A obra consegue manter o suspense o tempo todo, devido a sua iluminação e principalmente aos seus movimentos de câmera, que optam por não solucionar o autor das coisas que acontecem no mercado e sim por se aprofundar nas relações de Helena com os funcionários e na busca de Otávio por um novo emprego, sem esquecer, da relação dos dois com Paula.

Em relação a iluminação, o filme é sempre escuro, mesmo nas cenas que poderiam ser mais claras por serem mais felizes, como a cena do natal ou as cenas com a filha. Logo, é como se a vida de Helena fosse o tempo inteiro conturbada e controlada pelo o que acontece no mercado, levando-a mudar de atitudes perante as pessoas no decorrer da projeção.

Não que ela seja uma ótima pessoa, mas, o racismo e o fato de ela ser uma chefe abusiva, começam de forma velada, a cada olhada ou fala dita com um pouco mais de ironia e com o desenvolvimento da obra, isso deixa de ser velado para ser cruel, prejudicando a vida das pessoas ao seu redor, como o funcionário que ela acusa de roubo ou a vontade dela de querer abrir o mercado no carnaval, quando tinha dito que não o faria.

Assim, ela é uma pessoa cruel, que não entende a igualdade de todos nós, independente de nossa classe financeira. Percebemos que isso vem da criação que ela teve pela mãe, principalmente quando esta fala após se intrometer no trabalho de Paula “adoro limpar a casa, me relaxa”, sendo que para a moça, não é lazer, é necessidade, e ver alguém tratando a necessidade como lazer, é preconceito.
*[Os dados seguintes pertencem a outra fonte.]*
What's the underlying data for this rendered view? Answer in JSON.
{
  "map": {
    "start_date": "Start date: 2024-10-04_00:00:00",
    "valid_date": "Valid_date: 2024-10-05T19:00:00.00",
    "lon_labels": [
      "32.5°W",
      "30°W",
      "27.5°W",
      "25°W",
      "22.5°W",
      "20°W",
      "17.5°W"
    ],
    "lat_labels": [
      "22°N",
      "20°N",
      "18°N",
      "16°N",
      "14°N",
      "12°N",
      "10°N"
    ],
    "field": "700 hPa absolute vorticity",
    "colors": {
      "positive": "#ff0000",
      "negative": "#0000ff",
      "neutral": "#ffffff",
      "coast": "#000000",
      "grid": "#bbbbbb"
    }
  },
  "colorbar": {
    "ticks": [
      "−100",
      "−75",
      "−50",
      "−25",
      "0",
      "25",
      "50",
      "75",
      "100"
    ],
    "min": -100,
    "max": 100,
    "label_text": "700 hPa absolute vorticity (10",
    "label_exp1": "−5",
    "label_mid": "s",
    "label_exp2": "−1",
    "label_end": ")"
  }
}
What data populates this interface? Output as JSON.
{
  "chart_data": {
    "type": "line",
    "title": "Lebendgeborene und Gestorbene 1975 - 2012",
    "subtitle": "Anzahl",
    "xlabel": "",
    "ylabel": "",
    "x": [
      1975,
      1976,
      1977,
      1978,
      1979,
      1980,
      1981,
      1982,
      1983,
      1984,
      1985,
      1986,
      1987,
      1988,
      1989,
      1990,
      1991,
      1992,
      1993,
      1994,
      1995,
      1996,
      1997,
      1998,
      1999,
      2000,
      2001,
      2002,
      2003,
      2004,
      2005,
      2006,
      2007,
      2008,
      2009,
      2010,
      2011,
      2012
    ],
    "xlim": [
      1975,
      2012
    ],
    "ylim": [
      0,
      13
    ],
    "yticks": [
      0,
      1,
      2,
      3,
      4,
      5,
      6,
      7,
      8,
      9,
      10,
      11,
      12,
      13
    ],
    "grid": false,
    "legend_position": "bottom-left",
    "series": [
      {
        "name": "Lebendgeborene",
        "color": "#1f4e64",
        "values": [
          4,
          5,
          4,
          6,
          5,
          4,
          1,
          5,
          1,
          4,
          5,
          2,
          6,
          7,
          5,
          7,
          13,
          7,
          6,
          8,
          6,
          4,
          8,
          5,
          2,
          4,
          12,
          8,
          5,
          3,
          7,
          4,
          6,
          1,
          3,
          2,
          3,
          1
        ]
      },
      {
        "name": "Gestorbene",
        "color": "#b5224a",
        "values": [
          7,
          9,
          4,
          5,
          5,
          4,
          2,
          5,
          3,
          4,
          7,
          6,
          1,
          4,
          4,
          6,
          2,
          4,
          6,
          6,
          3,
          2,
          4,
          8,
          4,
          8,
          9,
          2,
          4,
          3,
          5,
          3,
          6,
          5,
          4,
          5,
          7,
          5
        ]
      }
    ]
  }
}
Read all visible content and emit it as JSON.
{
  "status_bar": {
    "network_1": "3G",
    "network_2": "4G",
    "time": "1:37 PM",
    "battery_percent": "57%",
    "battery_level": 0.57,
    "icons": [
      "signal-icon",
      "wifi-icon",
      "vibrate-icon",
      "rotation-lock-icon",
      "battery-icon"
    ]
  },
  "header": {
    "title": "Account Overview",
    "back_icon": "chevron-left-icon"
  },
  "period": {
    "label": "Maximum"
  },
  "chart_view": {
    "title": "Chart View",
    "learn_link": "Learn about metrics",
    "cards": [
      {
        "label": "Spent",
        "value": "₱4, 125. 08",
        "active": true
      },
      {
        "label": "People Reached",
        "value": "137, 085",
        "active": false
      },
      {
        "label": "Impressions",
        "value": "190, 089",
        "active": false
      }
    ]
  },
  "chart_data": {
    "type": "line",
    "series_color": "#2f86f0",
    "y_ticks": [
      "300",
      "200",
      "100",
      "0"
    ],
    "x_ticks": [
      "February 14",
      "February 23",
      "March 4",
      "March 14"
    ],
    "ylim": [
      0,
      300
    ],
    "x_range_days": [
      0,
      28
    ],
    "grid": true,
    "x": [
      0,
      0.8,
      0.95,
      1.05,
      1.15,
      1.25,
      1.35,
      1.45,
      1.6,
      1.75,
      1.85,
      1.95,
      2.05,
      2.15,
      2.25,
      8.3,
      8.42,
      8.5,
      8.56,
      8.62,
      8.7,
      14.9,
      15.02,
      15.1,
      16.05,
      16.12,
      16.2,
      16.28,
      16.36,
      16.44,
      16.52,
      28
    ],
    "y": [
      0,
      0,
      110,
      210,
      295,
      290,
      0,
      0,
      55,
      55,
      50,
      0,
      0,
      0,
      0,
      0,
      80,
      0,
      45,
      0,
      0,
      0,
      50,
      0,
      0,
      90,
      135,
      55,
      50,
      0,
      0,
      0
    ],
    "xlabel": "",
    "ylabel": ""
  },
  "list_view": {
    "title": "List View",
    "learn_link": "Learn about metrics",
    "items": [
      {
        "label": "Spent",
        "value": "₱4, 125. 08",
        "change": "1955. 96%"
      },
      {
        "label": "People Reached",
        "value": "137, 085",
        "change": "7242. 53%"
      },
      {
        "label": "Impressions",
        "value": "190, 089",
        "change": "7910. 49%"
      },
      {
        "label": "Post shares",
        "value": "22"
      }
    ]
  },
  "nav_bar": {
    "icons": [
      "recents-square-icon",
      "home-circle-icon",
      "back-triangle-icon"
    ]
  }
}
Em relação ao suspense, como eu disse anteriormente, a iluminação e os movimentos de câmera o mantem sempre, no primeiro ponto, devido a escuridão ser  constante, no segundo, porque a câmera se move levemente, de forma simples, mudando de plano sem nem ao menos percebermos, por exemplo, na cena em que Helena tem uma conversa com a mãe, inicialmente, a mãe está em plano médio (da cintura para cima), aí, quando a interlocutora responde a pergunta feita por essa, a câmera se move com um travelling para o lado e se aproxima de Helena, dando um close no rosto dela, ou seja, indo para o primeiro plano.

Esse tipo de coisa facilita na decisão tomada pela direção de não mostrar quem é o autor das atitudes suspeitas no mercado, assim como em “A Morte num beijo” (Robert Aldrich, 1955), a força do filme não está em elucidar o suspense e sim em mantê-lo, mostrando como as pessoas são capazes de tudo para descobrir seja lá o que for que as incomoda ou a razão do problema naquele momento.

Logo, “Trabalhar Cansa” é um filme de suspense, que poderia se encaixar em vários outros gêneros devido a inteligência de Rojas e Dutra ao utilizar as ferramentas fílmicas para manter o mistério da trama, ao mesmo tempo servindo de metáfora social, que expõe como as relações de trabalho vão sempre beneficiar o patrão, independente do caso.